Over the past decade, a growing literature has emerged which suggests that not all antihypertensive agents reduce cardiovascular disease to the same extent.8 For example, despite comparable blood pressure reduction, alpha-blockers2 and beta-blockers9 do not reduce cardiovascular risk to the same extent as other antihypertensive agents. As such, they are no longer recommended as initial treatment for hypertension.1 Therefore, it is not appropriate to extrapolate a proxy endpoint of blood pressure reduction to a clinical endpoint of cardiovascular events. While plausible, it is unknown whether the 3 mm Hg systolic blood pressure reduction attributed to triamterene, in the current study, would lead to a reduction in cardiovascular events. A single randomized trial of triamterene in combination with HCTZ that evaluated cardiovascular outcomes demonstrated a reduction in cardiovascular, but not total, mortality.10
I applaud this study by Tu and colleagues for the novel approach to an important clinical question.
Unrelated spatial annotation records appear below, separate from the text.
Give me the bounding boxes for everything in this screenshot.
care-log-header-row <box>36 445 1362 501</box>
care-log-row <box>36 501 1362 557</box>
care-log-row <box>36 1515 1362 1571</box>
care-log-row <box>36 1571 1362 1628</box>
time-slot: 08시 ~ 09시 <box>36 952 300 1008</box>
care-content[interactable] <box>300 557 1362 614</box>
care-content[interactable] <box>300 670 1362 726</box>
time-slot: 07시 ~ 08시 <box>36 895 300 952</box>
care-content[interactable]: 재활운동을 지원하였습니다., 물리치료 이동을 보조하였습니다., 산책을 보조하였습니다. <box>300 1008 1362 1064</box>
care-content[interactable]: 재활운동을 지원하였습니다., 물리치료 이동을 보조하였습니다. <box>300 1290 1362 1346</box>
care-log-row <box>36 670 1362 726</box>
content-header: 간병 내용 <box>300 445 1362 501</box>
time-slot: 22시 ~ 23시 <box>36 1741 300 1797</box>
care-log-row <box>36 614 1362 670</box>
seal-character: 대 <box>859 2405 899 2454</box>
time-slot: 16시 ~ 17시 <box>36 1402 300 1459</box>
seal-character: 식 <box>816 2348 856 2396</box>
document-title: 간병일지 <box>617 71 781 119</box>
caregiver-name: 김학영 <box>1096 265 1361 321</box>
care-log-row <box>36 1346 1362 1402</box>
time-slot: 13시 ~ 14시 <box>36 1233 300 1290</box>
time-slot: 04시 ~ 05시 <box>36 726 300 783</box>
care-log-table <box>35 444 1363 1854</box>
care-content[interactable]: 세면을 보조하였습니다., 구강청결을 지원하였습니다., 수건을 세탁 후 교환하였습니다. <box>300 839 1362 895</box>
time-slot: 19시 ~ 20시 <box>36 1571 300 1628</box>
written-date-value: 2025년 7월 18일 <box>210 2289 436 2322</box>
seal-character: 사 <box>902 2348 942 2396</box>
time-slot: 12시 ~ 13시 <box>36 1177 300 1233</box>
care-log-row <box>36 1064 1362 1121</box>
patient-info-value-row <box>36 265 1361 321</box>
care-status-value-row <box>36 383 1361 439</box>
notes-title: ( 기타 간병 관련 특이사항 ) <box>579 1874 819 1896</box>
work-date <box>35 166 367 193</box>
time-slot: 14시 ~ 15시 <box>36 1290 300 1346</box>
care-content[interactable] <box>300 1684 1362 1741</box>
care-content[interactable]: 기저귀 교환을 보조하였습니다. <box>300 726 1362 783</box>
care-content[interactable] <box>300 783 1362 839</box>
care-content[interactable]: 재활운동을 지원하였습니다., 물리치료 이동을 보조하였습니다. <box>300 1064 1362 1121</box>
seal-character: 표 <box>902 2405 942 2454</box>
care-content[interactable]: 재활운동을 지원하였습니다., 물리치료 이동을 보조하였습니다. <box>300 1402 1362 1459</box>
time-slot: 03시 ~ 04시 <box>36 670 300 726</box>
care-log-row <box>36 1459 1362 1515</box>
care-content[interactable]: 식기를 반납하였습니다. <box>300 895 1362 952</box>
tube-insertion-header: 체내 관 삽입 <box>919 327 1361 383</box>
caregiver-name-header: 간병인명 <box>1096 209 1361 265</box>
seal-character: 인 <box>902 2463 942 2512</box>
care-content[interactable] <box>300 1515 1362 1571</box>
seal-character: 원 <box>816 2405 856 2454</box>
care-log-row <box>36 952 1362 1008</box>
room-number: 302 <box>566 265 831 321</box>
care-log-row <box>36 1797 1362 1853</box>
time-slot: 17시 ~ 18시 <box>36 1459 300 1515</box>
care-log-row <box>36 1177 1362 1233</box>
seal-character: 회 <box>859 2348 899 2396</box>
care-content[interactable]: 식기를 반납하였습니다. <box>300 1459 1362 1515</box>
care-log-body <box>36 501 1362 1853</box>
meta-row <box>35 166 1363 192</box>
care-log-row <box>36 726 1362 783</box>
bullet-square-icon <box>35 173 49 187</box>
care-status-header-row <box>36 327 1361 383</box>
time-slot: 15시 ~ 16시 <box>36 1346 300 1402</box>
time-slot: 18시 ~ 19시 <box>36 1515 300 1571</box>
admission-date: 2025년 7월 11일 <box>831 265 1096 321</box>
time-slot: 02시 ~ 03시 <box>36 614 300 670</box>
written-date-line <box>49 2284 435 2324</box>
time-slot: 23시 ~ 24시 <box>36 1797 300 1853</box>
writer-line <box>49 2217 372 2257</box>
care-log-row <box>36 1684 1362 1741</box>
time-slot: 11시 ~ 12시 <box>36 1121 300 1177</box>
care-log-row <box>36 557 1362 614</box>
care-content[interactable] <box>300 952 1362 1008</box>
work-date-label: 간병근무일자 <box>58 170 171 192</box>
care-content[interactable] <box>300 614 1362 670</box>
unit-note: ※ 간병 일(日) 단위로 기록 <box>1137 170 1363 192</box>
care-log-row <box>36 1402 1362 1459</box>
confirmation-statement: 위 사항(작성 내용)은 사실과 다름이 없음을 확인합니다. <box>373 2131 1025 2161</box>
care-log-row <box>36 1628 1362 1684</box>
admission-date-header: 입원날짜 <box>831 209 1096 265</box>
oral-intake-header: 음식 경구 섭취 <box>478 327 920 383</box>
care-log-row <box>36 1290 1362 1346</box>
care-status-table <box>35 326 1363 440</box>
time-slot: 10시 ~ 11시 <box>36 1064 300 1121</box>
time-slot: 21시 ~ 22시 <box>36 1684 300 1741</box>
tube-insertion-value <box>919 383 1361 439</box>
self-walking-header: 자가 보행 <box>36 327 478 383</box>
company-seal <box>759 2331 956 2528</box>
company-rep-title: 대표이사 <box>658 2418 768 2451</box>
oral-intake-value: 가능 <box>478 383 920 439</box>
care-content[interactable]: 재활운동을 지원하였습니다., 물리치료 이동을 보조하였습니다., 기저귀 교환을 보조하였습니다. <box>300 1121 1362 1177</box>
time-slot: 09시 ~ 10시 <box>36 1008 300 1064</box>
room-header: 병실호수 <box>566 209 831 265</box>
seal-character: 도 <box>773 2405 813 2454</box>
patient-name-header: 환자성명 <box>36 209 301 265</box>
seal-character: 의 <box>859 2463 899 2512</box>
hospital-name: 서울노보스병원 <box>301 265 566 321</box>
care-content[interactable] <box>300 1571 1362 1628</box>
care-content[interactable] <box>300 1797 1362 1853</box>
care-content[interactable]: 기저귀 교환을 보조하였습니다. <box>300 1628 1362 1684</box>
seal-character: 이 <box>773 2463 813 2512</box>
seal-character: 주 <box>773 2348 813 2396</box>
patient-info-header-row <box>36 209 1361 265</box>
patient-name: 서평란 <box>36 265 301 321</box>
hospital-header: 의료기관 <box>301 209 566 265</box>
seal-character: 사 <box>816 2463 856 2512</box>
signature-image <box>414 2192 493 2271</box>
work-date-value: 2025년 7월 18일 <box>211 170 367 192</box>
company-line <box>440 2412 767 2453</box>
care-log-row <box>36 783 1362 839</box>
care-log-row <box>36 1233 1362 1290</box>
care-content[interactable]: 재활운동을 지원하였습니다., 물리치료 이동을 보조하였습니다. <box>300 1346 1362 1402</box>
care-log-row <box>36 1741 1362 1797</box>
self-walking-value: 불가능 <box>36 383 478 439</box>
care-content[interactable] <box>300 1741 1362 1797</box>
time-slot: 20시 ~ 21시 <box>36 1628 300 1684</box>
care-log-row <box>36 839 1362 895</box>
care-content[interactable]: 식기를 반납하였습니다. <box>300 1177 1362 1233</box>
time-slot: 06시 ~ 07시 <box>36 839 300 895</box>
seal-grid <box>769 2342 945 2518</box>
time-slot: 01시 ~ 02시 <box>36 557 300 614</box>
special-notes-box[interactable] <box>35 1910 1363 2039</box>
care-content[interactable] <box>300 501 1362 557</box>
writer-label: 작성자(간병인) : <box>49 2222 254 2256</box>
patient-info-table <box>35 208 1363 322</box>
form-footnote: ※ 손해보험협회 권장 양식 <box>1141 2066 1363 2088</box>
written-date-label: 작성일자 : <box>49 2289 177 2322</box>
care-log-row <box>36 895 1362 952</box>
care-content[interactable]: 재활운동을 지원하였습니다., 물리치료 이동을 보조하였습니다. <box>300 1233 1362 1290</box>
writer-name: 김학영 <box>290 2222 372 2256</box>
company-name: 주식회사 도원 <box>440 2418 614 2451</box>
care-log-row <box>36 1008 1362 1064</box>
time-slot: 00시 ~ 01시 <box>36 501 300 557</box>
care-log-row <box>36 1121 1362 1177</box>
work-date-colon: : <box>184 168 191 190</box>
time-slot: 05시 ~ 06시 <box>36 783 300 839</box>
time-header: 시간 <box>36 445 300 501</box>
They have shown that triamterene most likely reduces blood pressure modestly when given in combination with HCTZ alone, or in combination with other antihypertensive agents. The effect on cardiovascular outcomes is unknown. Given the potential for improved adherence, and the modest blood pressure effect, the addition of triamterene remains an acceptable alternative to potassium replacement for patients who develop hypokalemia while taking thiazide diuretics for the treatment of hypertension. The available evidence is not sufficient to recommend triamterene as the preferred strategy for thiazide induced hypokalemia.
Acknowledgments
Conflict of Interest
Dr. Smetana declares that he does not have a financial conflict of interest.